L’utopia anti-umana non può dunque essere semplicemente negata: va presa sul serio. La sensatezza ultima dell’agire umano non può (più) essere considerata un presupposto indiscutibile. La convinzione che l’umanità sia e sarà capace di usare responsabilmente le propria capacità e – per dirlo con linguaggio biblico – sappia e saprà «dare gloria a Dio» è davvero un atto di fede, la cui possibile “verità” sarà nota solo escatologicamente.
Chi scrive deve riconoscere che in tempi recenti, per rinnovare tale atto di fede, è stato aiutato da un film, ovvero Il sale della terra di Wim Wenders (2014).
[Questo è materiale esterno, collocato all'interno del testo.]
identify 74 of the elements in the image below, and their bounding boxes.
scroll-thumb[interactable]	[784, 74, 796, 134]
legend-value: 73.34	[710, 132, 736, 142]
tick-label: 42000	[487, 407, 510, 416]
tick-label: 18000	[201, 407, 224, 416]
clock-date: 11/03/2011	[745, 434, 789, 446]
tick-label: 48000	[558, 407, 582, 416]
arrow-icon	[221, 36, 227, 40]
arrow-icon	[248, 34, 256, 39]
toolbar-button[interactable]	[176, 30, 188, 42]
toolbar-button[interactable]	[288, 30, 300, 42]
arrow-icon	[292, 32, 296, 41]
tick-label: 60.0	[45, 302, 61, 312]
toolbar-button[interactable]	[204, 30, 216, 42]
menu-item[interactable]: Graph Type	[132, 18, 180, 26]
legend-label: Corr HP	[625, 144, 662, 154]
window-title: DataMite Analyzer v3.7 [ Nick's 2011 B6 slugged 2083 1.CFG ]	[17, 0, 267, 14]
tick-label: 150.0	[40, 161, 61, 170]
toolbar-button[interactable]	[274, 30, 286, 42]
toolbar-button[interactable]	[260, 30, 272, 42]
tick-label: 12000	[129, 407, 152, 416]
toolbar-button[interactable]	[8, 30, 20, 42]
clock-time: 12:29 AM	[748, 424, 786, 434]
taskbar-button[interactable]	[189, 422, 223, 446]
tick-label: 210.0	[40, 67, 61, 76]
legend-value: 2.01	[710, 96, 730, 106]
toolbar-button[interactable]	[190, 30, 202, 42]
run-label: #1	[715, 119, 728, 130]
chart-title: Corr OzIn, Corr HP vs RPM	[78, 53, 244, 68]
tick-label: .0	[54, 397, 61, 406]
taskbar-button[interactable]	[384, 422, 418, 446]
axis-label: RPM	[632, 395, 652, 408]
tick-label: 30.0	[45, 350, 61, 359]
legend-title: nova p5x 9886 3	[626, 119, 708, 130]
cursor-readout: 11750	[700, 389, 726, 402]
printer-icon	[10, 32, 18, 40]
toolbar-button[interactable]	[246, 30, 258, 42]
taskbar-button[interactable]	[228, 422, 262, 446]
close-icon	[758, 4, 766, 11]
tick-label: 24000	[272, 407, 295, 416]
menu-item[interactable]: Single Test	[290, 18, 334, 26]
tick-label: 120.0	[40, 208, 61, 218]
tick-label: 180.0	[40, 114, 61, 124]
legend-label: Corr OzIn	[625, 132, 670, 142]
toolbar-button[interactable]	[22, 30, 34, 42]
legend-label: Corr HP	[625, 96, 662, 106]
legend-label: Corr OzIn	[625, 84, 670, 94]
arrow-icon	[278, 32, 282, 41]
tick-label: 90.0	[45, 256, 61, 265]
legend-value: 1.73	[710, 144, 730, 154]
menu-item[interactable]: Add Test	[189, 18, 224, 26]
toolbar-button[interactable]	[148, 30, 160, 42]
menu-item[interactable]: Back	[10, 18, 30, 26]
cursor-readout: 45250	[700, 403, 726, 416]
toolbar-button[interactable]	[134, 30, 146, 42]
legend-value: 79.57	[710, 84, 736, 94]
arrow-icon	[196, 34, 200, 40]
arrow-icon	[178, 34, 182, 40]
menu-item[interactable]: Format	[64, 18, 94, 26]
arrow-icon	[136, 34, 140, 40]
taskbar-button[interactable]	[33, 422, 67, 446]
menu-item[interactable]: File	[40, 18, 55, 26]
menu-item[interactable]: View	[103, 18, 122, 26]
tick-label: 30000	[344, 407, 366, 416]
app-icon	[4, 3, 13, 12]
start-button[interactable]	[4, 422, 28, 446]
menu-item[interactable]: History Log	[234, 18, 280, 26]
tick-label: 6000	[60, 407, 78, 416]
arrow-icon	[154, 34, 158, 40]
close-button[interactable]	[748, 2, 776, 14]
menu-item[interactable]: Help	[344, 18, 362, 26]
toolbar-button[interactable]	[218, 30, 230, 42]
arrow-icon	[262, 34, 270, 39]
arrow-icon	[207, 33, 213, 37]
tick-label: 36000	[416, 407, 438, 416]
La descrizione del percorso biografico del fotografo brasiliano Sebastião Salgado è, nella pellicola, il punto di partenza per un ragionamento sulle responsabilità e le possibilità dell’essere umano sulla terra. Salgado ha potuto fare quello che ha fatto – la laurea in economia, la carriera di fotografo, i viaggi per documentare e denunciare le atrocità e le ingiustizie del Novecento – grazie alla ricchezza della sua famiglia, e in particolare quella prodotta da suo padre, che aveva messo a frutto un ampio territorio, tagliato gli alberi, fatto pascolare il bestiame fino a trasformare in un deserto quello che era stato un paradiso. Tornato, in età matura, al suo paese natale, Salgado si è reso conto di quello che era successo e ha avviato (con il decisivo aiuto della moglie) un processo inverso, fatto di lenta rinascita della stessa foresta che il padre – un padre capace di vivere con orgoglio, ma non con gioia – aveva desertificato. L’apologo, che dà senso al film al di là della sua natura apparente di “documentario”, è chiaro: abbiamo compromesso il pianeta per riuscire a raggiungere un più alto livello di conoscenza e di coscienza; sta ora a noi fare uso di quanto abbiamo imparato per riparare ciò che abbiamo danneggiato.
È qualcosa di più di un colpo di scena all’interno di un film: è un atto di fede nella possibilità che il Logos continui ad accompagnarci, spostando la sua tenda pur di rimanere in mezzo a noi. Anche al di là di ciò di cui saremmo degni. D’altronde i versi che, nella canzone di Luca Carboni, seguono quelli citati in apertura, sono questi: «C’è chi pensa che l’amore debba andare solo a chi se lo merita / ma non conosce giustizia l’amore».